Curbs on Mongolian language teaching prompt large protests in China | via nytimes
Thousands of ethnic Mongolians in northern China have gathered outside schools to protest a new policy that would reduce the teaching of their language in favor of Chinese, according to rights groups, a rare display of mass discontent in the border region.
“We Mongolians are a great race as well,” Dagula, a 39-year-old mother of two, said in a telephone interview from her home in Xilinhot, a city in Inner Mongolia. “If we accept teaching in Chinese, our Mongolian language will really die out.” Under the new policy, classes would also rely on Chinese textbooks compiled and approved by the government, part of a broader government effort in recent years to standardize curriculum in schools.
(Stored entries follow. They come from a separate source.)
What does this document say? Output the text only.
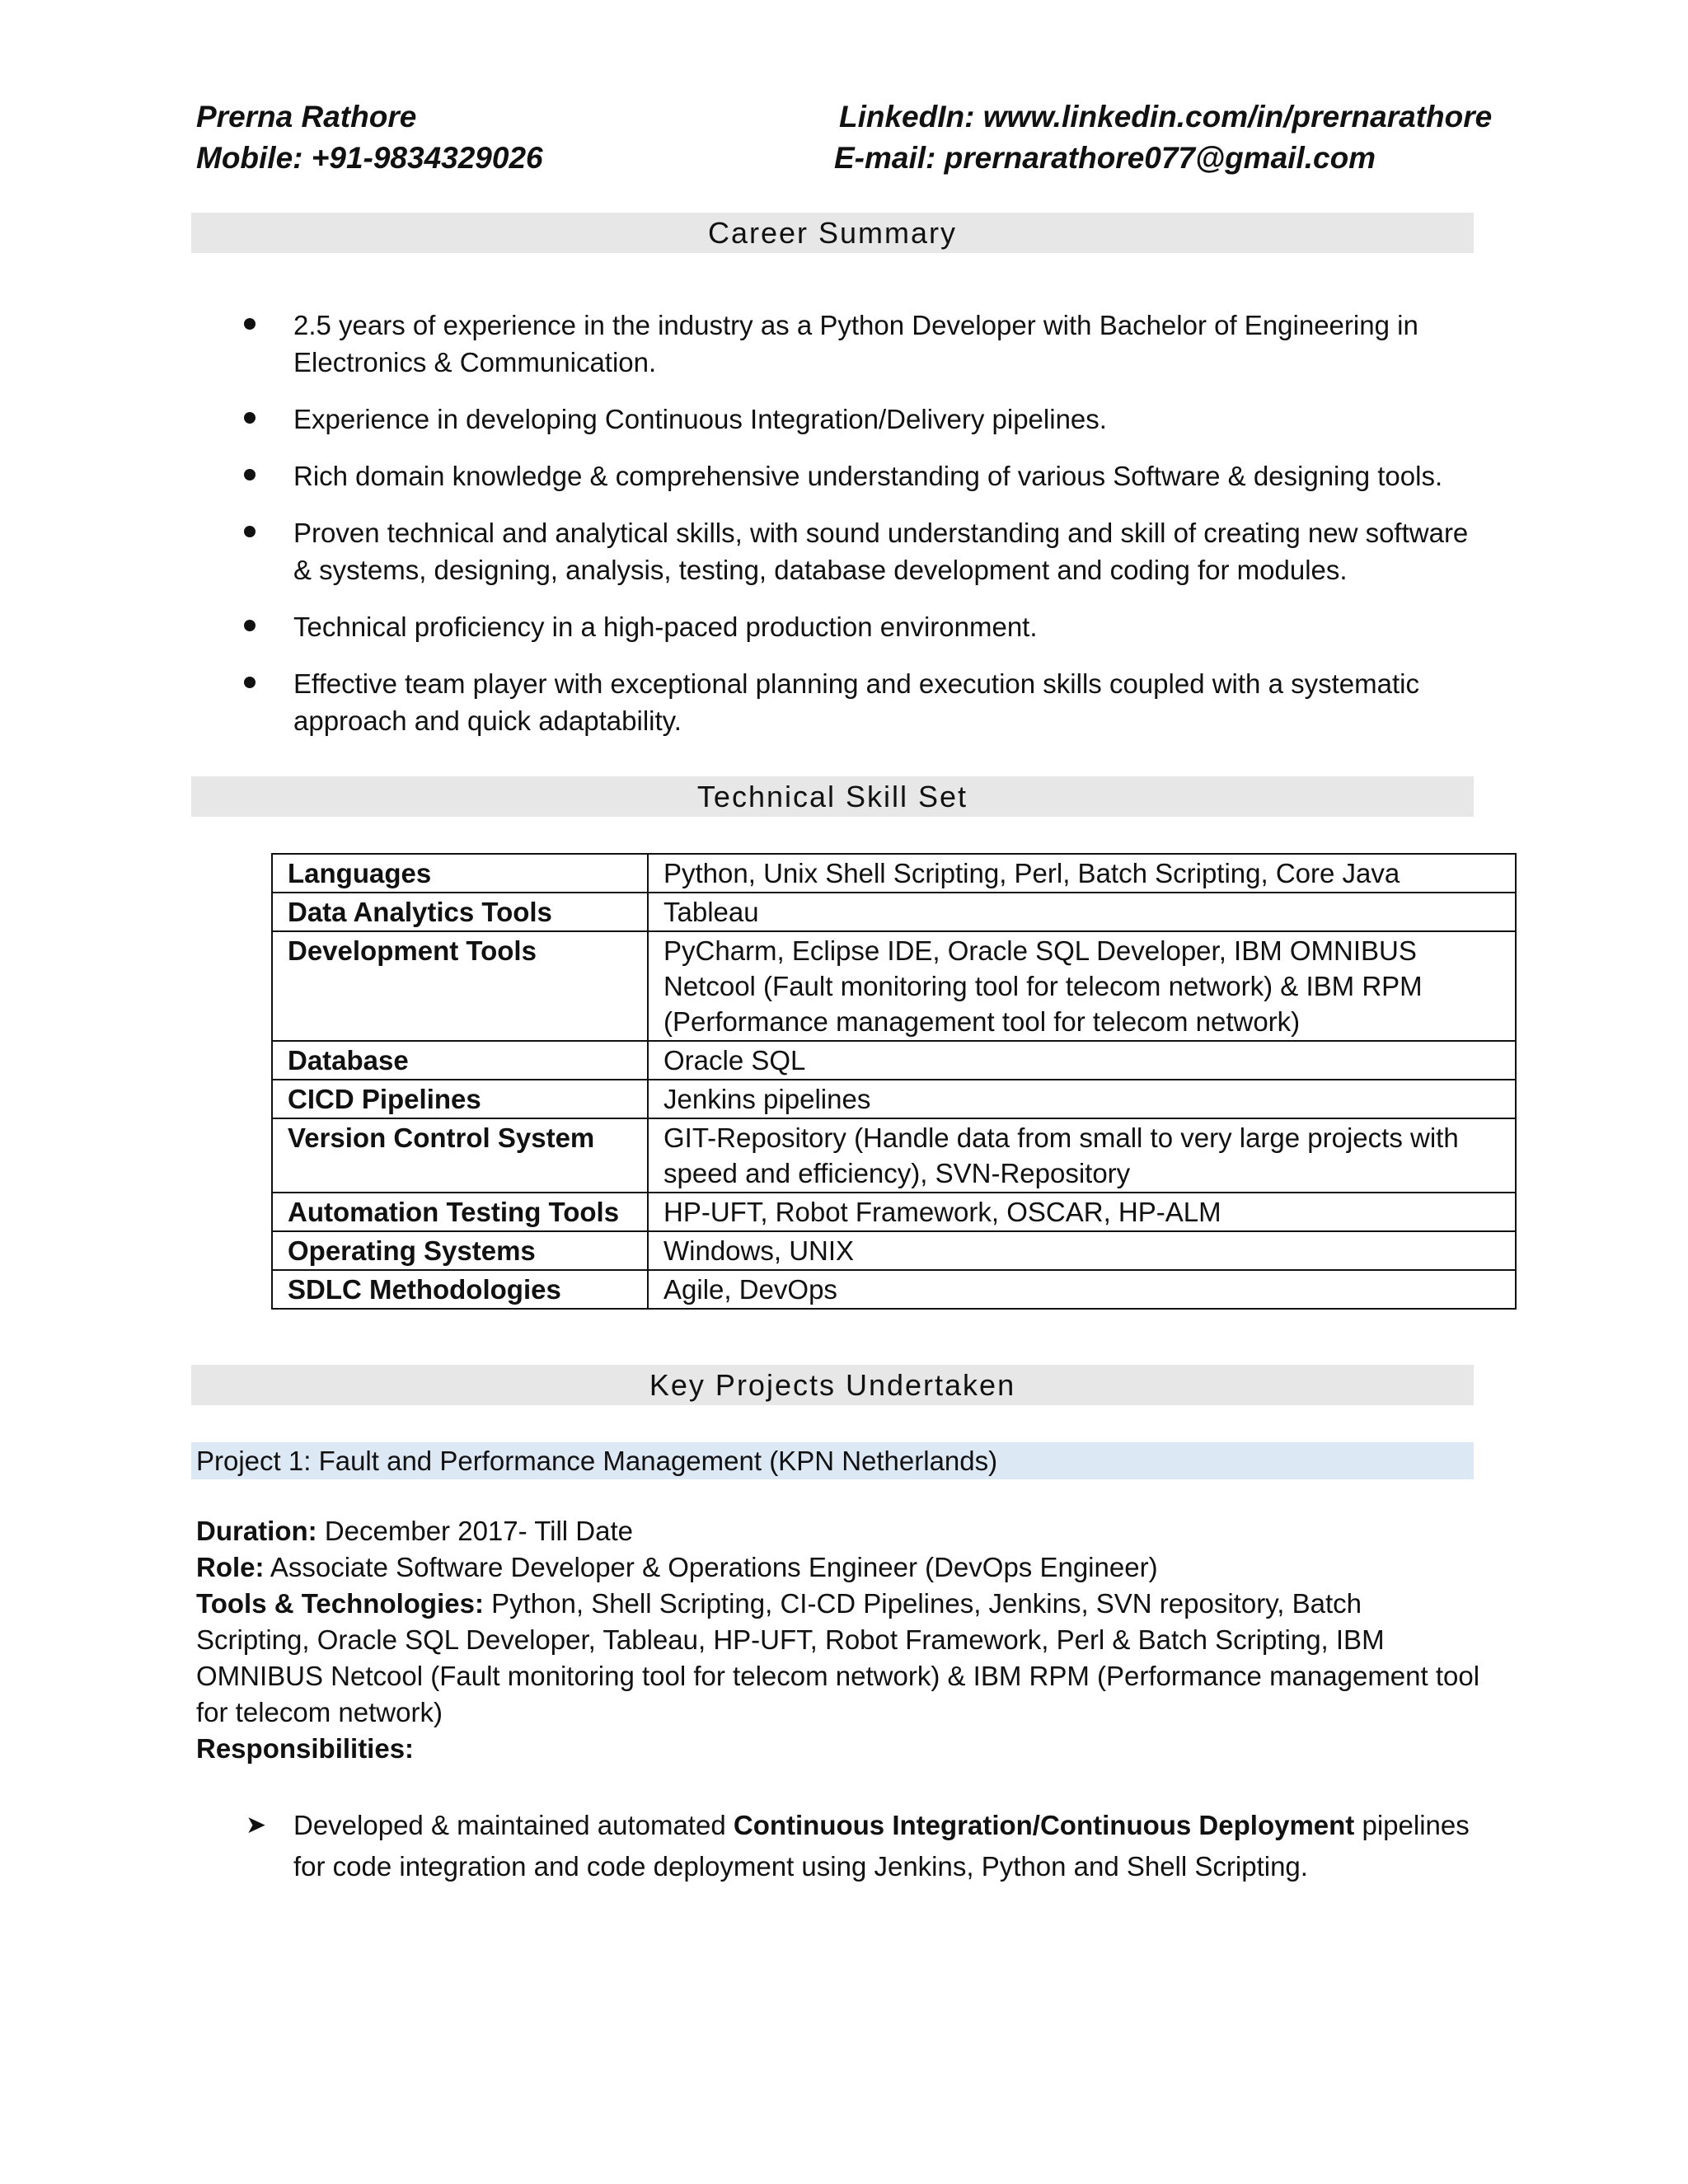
Prerna Rathore
Mobile: +91-9834329026
LinkedIn: www.linkedin.com/in/prernarathore
E-mail: prernarathore077@gmail.com
Career Summary
2.5 years of experience in the industry as a Python Developer with Bachelor of Engineering in Electronics & Communication.
Experience in developing Continuous Integration/Delivery pipelines.
Rich domain knowledge & comprehensive understanding of various Software & designing tools.
Proven technical and analytical skills, with sound understanding and skill of creating new software & systems, designing, analysis, testing, database development and coding for modules.
Technical proficiency in a high-paced production environment.
Effective team player with exceptional planning and execution skills coupled with a systematic approach and quick adaptability.
Technical Skill Set
Languages	Python, Unix Shell Scripting, Perl, Batch Scripting, Core Java
Data Analytics Tools	Tableau
Development Tools	PyCharm, Eclipse IDE, Oracle SQL Developer, IBM OMNIBUS Netcool (Fault monitoring tool for telecom network) & IBM RPM (Performance management tool for telecom network)
Database	Oracle SQL
CICD Pipelines	Jenkins pipelines
Version Control System	GIT-Repository (Handle data from small to very large projects with speed and efficiency), SVN-Repository
Automation Testing Tools	HP-UFT, Robot Framework, OSCAR, HP-ALM
Operating Systems	Windows, UNIX
SDLC Methodologies	Agile, DevOps
Key Projects Undertaken
Project 1: Fault and Performance Management (KPN Netherlands)

Duration: December 2017- Till Date

Role: Associate Software Developer & Operations Engineer (DevOps Engineer)

Tools & Technologies: Python, Shell Scripting, CI-CD Pipelines, Jenkins, SVN repository, Batch Scripting, Oracle SQL Developer, Tableau, HP-UFT, Robot Framework, Perl & Batch Scripting, IBM OMNIBUS Netcool (Fault monitoring tool for telecom network) & IBM RPM (Performance management tool for telecom network)

Responsibilities:

➤ Developed & maintained automated Continuous Integration/Continuous Deployment pipelines for code integration and code deployment using Jenkins, Python and Shell Scripting.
While the new policy states that the Mongolian language would still be taught to students, the role of Mongolian as a language of instruction would effectively be diminished in many schools.
For decades, China’s ruling Communist Party maintained policies intended to keep ethnic minorities, especially Tibetans and Uighurs, under political control while giving them a degree of autonomy to preserve their own languages and cultures. But the new policies have also stirred anxiety and fears, with some arguing that the measures will quickly erase their own native cultures and identities.
The party has also pushed a greater emphasis on the Chinese language in the predominantly Muslim region of Xinjiang, in far western China. Education has been just one part of a sweeping crackdown in the region in recent years, in which as many as 1 million ethnic Uighurs and members of other Muslim minorities have been detained in internment camps. Across schools in Xinjiang, Chinese is replacing Uighur, a Turkic language, as the main language of instruction.